L’île aux chiens, de Wes Anderson
Nous connaissons ce réalisateur de longue date puisqu’il nous propose aujourd’hui son huitième film. Il nous avait habitués à des scénarios tous publics. Ici il trompe son monde car, d’un côté le film est réalisé avec des marionnettes, plus d’un millier (!), de l’autre l’histoire est pour le moins violente. Rendant hommage à la culture nippone et à son cinéma, Wes Anderson nous plonge dans un univers digne du Métropolis de Fritz Lang.
Au cœur d’un Japon que l’on devine actuel, le Maire d’une grande cité décide d’exclure toute la gent canine sous des prétextes sanitaires, ne laissant sur place que les chats. Les chiens sont donc exilés et abandonnés sur une île qui sert de poubelle à l’immense mégalopole. Au passage, le chien de garde d’Atari, le fils adoptif du Maire, fait aussi les frais de l’affaire et se trouve déporté. Atari, malgré ses 12 ans, s’empare d’un petit avion et part à sa recherche. Sur l’île il découvre toute une faune canine en plein processus de disparition. Sales, maigres, les chiens attendent la mort. Ils ont cependant su créer une sorte de microcosme social et s’entraident afin de survivre autant qu’ils le peuvent.

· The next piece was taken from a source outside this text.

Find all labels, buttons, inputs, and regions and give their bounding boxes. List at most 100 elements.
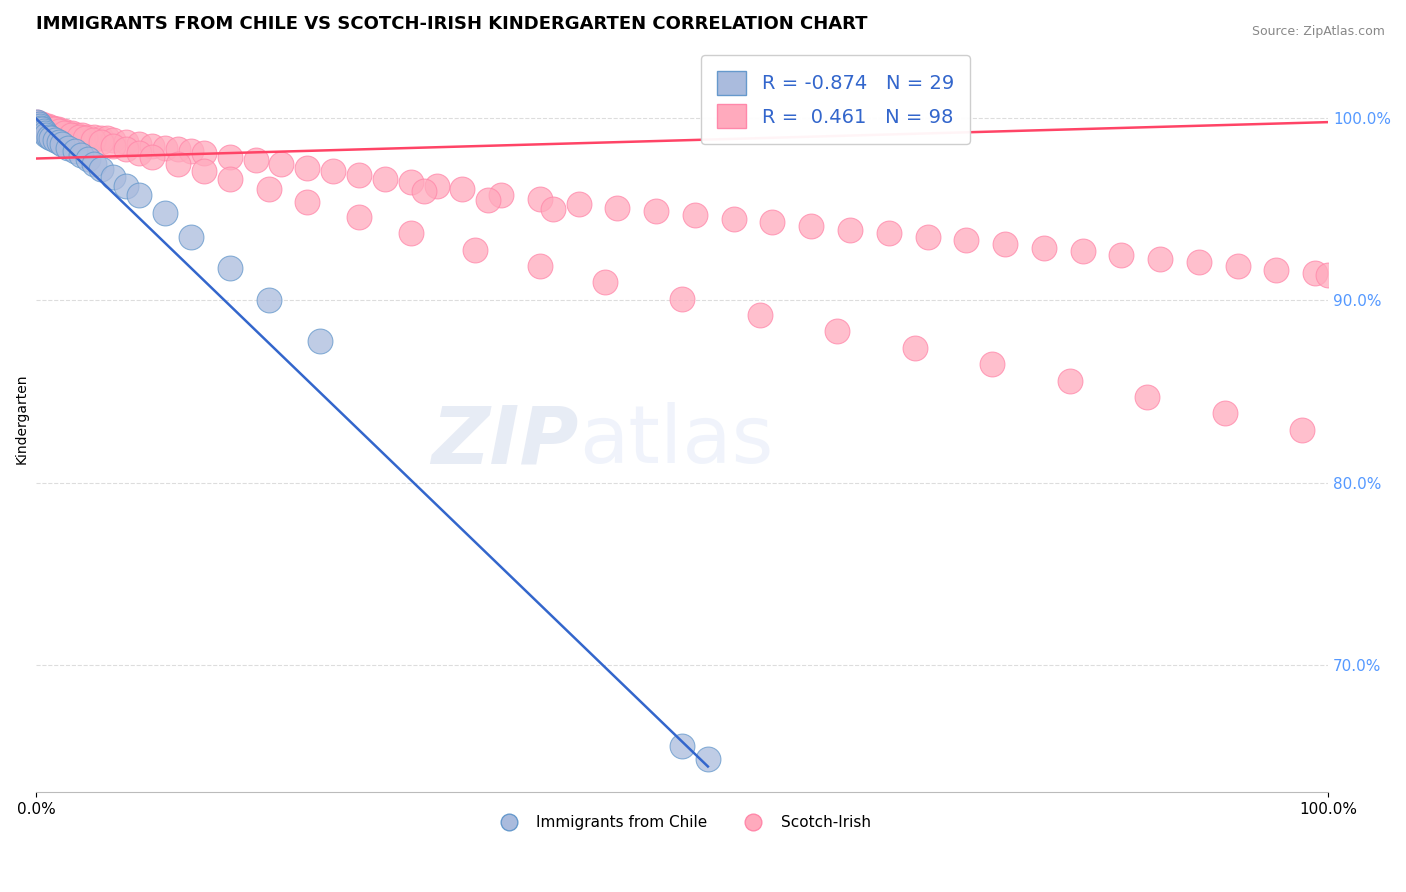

Cet ultime opus de Wes Anderson est très clairement politique. Il fait référence aux populations déplacées, à l’arbitraire des puissants, à la ségrégation (chats vs chiens), à la brutalité des conditions de survie, etc. Pas franchement à l’attention des enfants, ce film de marionnettes demande également aux adultes une grande concentration tant toutes les images fourmillent de détails qu’il est impossible de visualiser d’un coup. D’autant que le Japonais n’est pas toujours traduit (volontairement), réclamant du coup une observation particulière de l’image qui traduit, elle, le contenu du texte… Toute l’ambiguïté du film réside dans cette dichotomie entre des images mettant en scène des marionnettes (monde de l’enfance) et l’ultra et sanglante violence de certaines scènes. La BO signée Alexandre Desplat scande l’action en y ajoutant un maximum de tension. In fine, on se sent un peu mal à l’aise, en équilibre instable entre deux univers qui se disputeraient l’héritage de Kurosawa. Tout en reconnaissant, et comment en serait-il autrement, la virtuosité de ce réalisateur.
Robert Pénavayre
L’Île aux chiens – Réalisation : Wes Anderson
Wes Anderson – Peu de films, certes, mais…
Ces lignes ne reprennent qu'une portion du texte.